In his view, AI services risk becoming increasingly commoditized, potentially limiting long-term profitability despite massive infrastructure investments.

He also pointed to growing efforts by AI providers to charge customers closer to the actual cost of computational resources, a development that could test demand as businesses and consumers face higher usage costs.

The key question, according to Eisman, is not whether AI adoption will continue, but whether users will be willing to pay prices that reflect the true economics of the technology.

SpaceX’s Competitive Advantages Remain Significant

Not everyone shares Eisman’s concerns.

During the discussion, interviewers highlighted SpaceX’s dominant position in commercial space launches and orbital transportation. The company has established itself as a leading provider of launch services, creating barriers to entry that competitors may struggle to overcome for years.

Supporters of the bullish case argue that SpaceX’s technological lead could allow it to generate substantial economic value, regardless of short-term concerns about AI monetization.

Eisman acknowledged the strength of SpaceX’s space-related businesses but maintained that the company’s own growth projections place far greater emphasis on AI than on launch services or satellite communications.

Tesla Acquisition Speculation Adds Another Layer

The conversation also touched on speculation that Elon Musk could eventually combine SpaceX with Tesla (NASDAQ: TSLA) or pursue other forms of corporate consolidation within his broader business ecosystem.

While Eisman said such a move would not surprise him, he questioned whether it would benefit existing SpaceX shareholders.

He was particularly critical of Tesla’s recent earnings trajectory and the increasingly competitive global electric vehicle market, noting that Chinese manufacturers continue to expand their presence with lower-cost offerings.

From his perspective, a combination of the two businesses could introduce additional risks rather than strengthen the investment case.

Market Outlook

The debate surrounding a potential SpaceX IPO highlights one of the central questions facing investors today: how much value should be assigned to companies pursuing ambitious AI strategies in an environment of rapidly rising infrastructure costs?

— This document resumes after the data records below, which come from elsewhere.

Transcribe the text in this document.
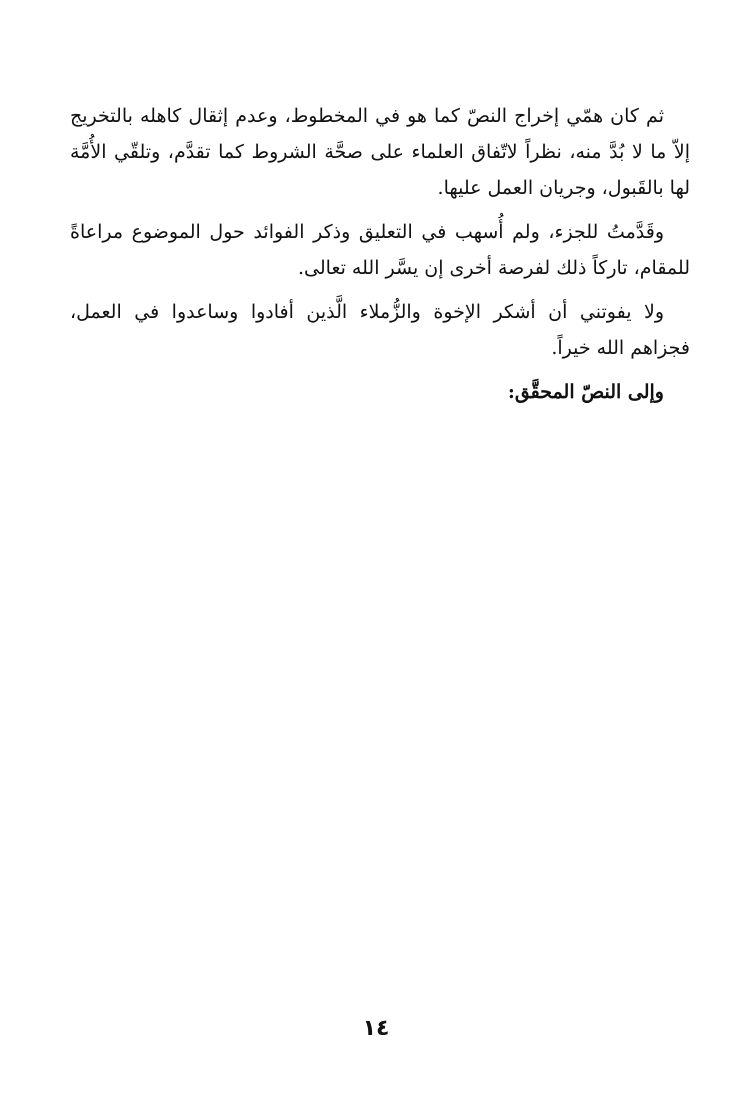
ثم كان همّي إخراج النصّ كما هو في المخطوط، وعدم إثقال كاهله بالتخريج إلاّ ما لا بُدَّ منه، نظراً لاتّفاق العلماء على صحَّة الشروط كما تقدَّم، وتلقّي الأُمَّة لها بالقَبول، وجريان العمل عليها.

وقَدَّمتُ للجزء، ولم أُسهب في التعليق وذكر الفوائد حول الموضوع مراعاةً للمقام، تاركاً ذلك لفرصة أخرى إن يسَّر الله تعالى.

ولا يفوتني أن أشكر الإخوة والزُّملاء الَّذين أفادوا وساعدوا في العمل، فجزاهم الله خيراً.

وإلى النصّ المحقَّق:

١٤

For bulls, SpaceX represents a unique combination of aerospace leadership, satellite communications assets, and future technology opportunities under one of the world’s most influential entrepreneurs.

For skeptics such as Eisman, the challenge lies in determining whether those opportunities can generate sufficient returns to justify increasingly aggressive growth assumptions and capital requirements.

As public market investors evaluate any future offering, the balance between technological ambition and financial discipline is likely to remain a central focus.